Zimbabwean elections 'not fair'
Zimbabwe's neighbour Botswana has said disputed elections won by president Robert Mugabe did not meet acceptable standards and has warned southern African nations against violating commitments to democracy by accepting the result.
The Botswana government, breaking ranks with other African observers, said the region "should not create the undesirable precedent of permitting exceptions to its own rules" on the conduct of Zimbabwe's voting.
In a statement in Harare, Botswana said its 80 poll observers concluded that conditions for free and fair elections were not met because of widespread irregularities.
Botswana's criticism contrasts with the approval given by other African countries. Tanzania and Kenya applauded the polls, and president Jacob Zuma of South Africa, the chief mediator on Zimbabwe, congratulated Mugabe on his victory.
At the weekend, Zimbabwean church leaders urged worshippers to pray for peace after the elections. The Evangelical Fellowship of Zimbabwe asked its followers to wait for "dialogue to resolve outstanding issues with self-control and tolerance".

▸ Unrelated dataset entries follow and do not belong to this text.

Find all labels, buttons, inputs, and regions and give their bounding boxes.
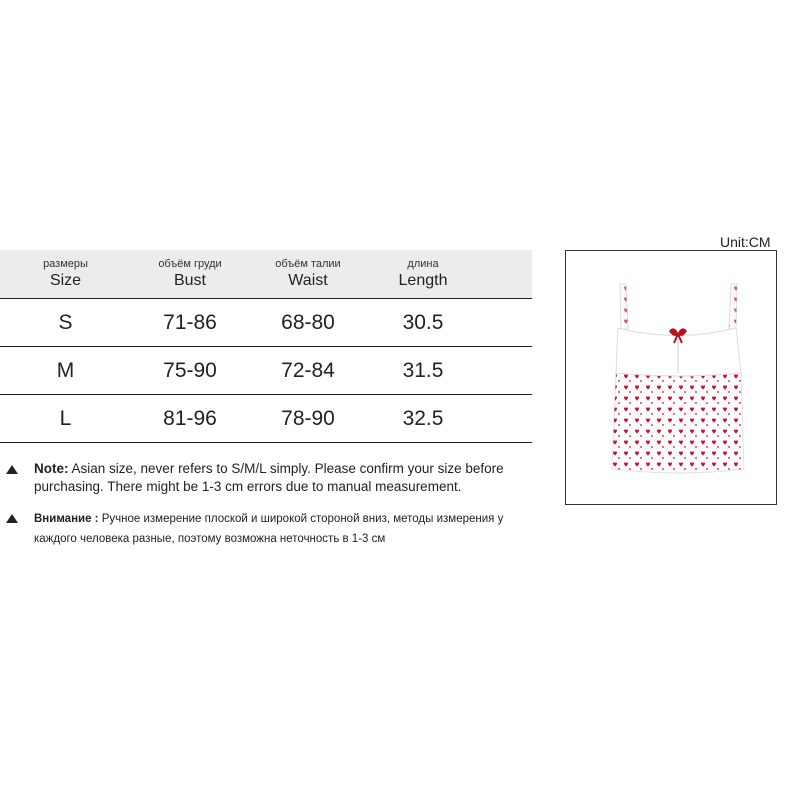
unit-label: Unit:CM — [720, 234, 771, 250]
bust-cell: 71-86 — [163, 310, 217, 334]
waist-cell: 68-80 — [281, 310, 335, 334]
bust-cell: 75-90 — [163, 358, 217, 382]
camisole-top-image — [566, 251, 776, 504]
note-russian — [6, 509, 544, 549]
table-row — [0, 347, 532, 395]
size-cell: M — [56, 358, 75, 382]
length-cell: 31.5 — [402, 358, 444, 382]
note-label: Note: — [34, 461, 69, 476]
header-waist: объём талии Waist — [275, 258, 341, 289]
waist-cell: 78-90 — [281, 406, 335, 430]
length-cell: 30.5 — [402, 310, 444, 334]
bust-cell: 81-96 — [163, 406, 217, 430]
size-chart-table — [0, 250, 532, 443]
table-row — [0, 395, 532, 443]
length-cell: 32.5 — [402, 406, 444, 430]
size-cell: L — [59, 406, 72, 430]
note-text: Asian size, never refers to S/M/L simply. Please confirm your size before purchasing. There might be 1-3 cm errors due to manual measurement. — [34, 461, 504, 494]
header-length: длина Length — [398, 258, 448, 289]
header-bust: объём груди Bust — [158, 258, 222, 289]
warning-triangle-icon — [6, 465, 18, 474]
note-english — [6, 460, 554, 496]
header-size: размеры Size — [43, 258, 88, 289]
table-row — [0, 299, 532, 347]
size-cell: S — [58, 310, 73, 334]
warning-triangle-icon — [6, 514, 18, 523]
waist-cell: 72-84 — [281, 358, 335, 382]
product-image-frame — [565, 250, 777, 505]
table-header-row — [0, 250, 532, 299]
note-text: Ручное измерение плоской и широкой стороной вниз, методы измерения у каждого человека разные, поэтому возможна неточность в 1-3 см — [34, 513, 504, 545]
note-label: Внимание : — [34, 513, 99, 525]
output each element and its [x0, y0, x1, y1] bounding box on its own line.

Zimbabwean police had mounted extra roadblocks in the capital, some manned unusually by officers with automatic rifles. Troops were camped in the city centre where water cannon trucks were also stationed.
Mugabe took 62% of the presidential vote compared with opposition leader Morgan Tsvangirai's 34%, according to official results.
Tsvangirai rejected the vote as "a monumental fraud" and said he would challenge the results that also gave Mugabe's party a two-thirds majority in the 210-seat parliament, enabling it to alter aspects of the country's new constitution it opposed when the charter was being rewritten.
In the last elections in 2008, the opposition captured 111 seats to Mugabe's 99. Tsvangirai beat Mugabe in the first round of that presidential vote but boycotted a run-off in protest at an onslaught of violence against his supporters.
Regional southern African monitors and observers from the continent-wide African Union have demanded investigations into allegations of inflated voting by Mugabe's ZANU-PF party and the absence of an estimated 700,000 names of eligible voters from voters' lists.